Warum die Esslinger „Zwiebel” heißen

Lange ist es her, da machte der Teufel einmal einen Besuch in Esslingen am Neckar.
Er spazierte durch die Stadt und trieb so manchen bösen Schabernack mit den
ehrbaren Esslinger Bürgern.
Der Teufel kam auch auf den Marktplatz, wo gerade Markt abgehalten wurde.
Der Teufel staunte nicht schlecht, was da alles feilgeboten wurde:
Rettich, Kopfsalat und Blumenkohl, Birnen, Zwetschgen und ganz besonders schöne
rotbackige Äpfel. Es gelüstete ihn sehr, einen solchen Apfel zu versuchen.
So trat er an einen Stand heran und sagte inschmeichelndem Ton:
„Da habt Ihr aber schöne Äpfel, gute Frau. Wollt Ihr einen hungrigen und
durstigen Fremden nicht davon versuchen lassen?“
Da hatte sich der Teufel aber getäuscht, wenn er geglaubt hatte,
einer Esslinger Marktfrau könne man mit solchen Sprüchen imponieren.
Die war sowieso viel schlauer als all die ehrbaren Bürger,
die ihm zuvor auf den Leim gegangen waren.
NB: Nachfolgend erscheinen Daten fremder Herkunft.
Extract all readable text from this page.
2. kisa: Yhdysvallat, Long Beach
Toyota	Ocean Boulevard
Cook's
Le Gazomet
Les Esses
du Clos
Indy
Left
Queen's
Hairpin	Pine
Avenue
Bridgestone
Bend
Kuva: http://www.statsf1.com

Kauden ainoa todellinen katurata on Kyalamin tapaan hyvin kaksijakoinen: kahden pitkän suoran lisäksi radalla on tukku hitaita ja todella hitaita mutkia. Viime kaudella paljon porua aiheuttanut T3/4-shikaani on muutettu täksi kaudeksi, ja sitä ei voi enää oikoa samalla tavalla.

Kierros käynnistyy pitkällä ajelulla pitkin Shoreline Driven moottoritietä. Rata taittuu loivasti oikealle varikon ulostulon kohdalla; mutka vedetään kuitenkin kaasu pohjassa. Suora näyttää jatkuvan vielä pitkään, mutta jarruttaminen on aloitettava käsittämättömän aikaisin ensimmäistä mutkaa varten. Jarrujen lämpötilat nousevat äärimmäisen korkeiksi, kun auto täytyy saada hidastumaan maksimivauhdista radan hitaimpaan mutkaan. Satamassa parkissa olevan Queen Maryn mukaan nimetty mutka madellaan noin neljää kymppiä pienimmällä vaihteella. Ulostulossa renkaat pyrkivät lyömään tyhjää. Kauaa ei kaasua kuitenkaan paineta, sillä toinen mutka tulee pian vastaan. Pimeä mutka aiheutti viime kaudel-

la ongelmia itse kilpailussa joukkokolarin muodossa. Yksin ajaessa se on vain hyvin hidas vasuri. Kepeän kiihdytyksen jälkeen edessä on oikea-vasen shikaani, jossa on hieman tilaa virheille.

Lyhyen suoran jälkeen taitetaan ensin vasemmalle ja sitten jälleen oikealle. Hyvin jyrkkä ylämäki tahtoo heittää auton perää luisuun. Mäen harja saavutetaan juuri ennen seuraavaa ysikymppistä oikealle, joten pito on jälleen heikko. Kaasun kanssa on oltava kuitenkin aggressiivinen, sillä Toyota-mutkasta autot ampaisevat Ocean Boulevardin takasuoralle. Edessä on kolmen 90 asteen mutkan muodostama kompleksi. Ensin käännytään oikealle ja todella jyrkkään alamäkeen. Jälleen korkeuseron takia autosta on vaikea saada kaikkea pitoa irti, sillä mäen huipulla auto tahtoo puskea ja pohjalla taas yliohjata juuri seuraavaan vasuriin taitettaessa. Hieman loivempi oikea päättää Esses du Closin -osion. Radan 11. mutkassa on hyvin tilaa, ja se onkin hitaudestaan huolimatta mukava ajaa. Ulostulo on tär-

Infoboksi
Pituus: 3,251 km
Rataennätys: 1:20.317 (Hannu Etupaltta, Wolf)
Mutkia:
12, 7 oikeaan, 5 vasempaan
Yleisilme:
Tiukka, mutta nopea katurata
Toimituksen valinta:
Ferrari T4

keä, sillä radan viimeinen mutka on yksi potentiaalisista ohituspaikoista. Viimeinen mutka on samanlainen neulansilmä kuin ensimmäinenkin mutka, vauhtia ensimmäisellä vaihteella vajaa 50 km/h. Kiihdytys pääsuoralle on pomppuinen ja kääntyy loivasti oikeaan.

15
Sie hatte nämlich aus der eleganten Hose des Fremden einen Pferdefuß
hervorschauen sehen. Auch hatte ihre Nase einen Hauch von Schwefel vernommen.
Deshalb war sie auf der Hut. Sie sagte aber ganz höflich:
„Das freut mich, daß Euch meine Äpfel so gefallen. Probiert nur einmal,
wie saftig sie sind.“ Und damit griff sie in den Korb, der neben ihr stand
und reichte ihm eine Frucht. Kaum hatte er voller Gier hineingebissen,
da verzog er auch schon das Gesicht und schüttelte sich voller Abscheu.
Die listige Marktfrau hatte ihm nämlich statt des Apfels
eine schöne saftige Zwiebel gegeben.
„Das sollen Eure Äpfel sein! Spott über euch Esslinger!”
schrie der Teufel in seiner Wut.
„Zwiebel sind es, scharfe Zwiebel! Und deshalb sollt Ihr künftig nicht mehr
Esslinger heißen, ihr stolzen Reichstätter, sondern Zwiebel!”
Sprach’s und verließ eilends und voller Zorn den Esslinger Wochenmarkt.
Andere Marktleute erzählten nachher, er sei durch das Mettinger Tor entschwunden,
Stuttgart zu. Wieder andere behaupten, er habe sich in Stuttgart niedergelassen
und regiere dort heute noch.
In Esslingen jedoch hat sich der Teufel nie mehr sehen lassen.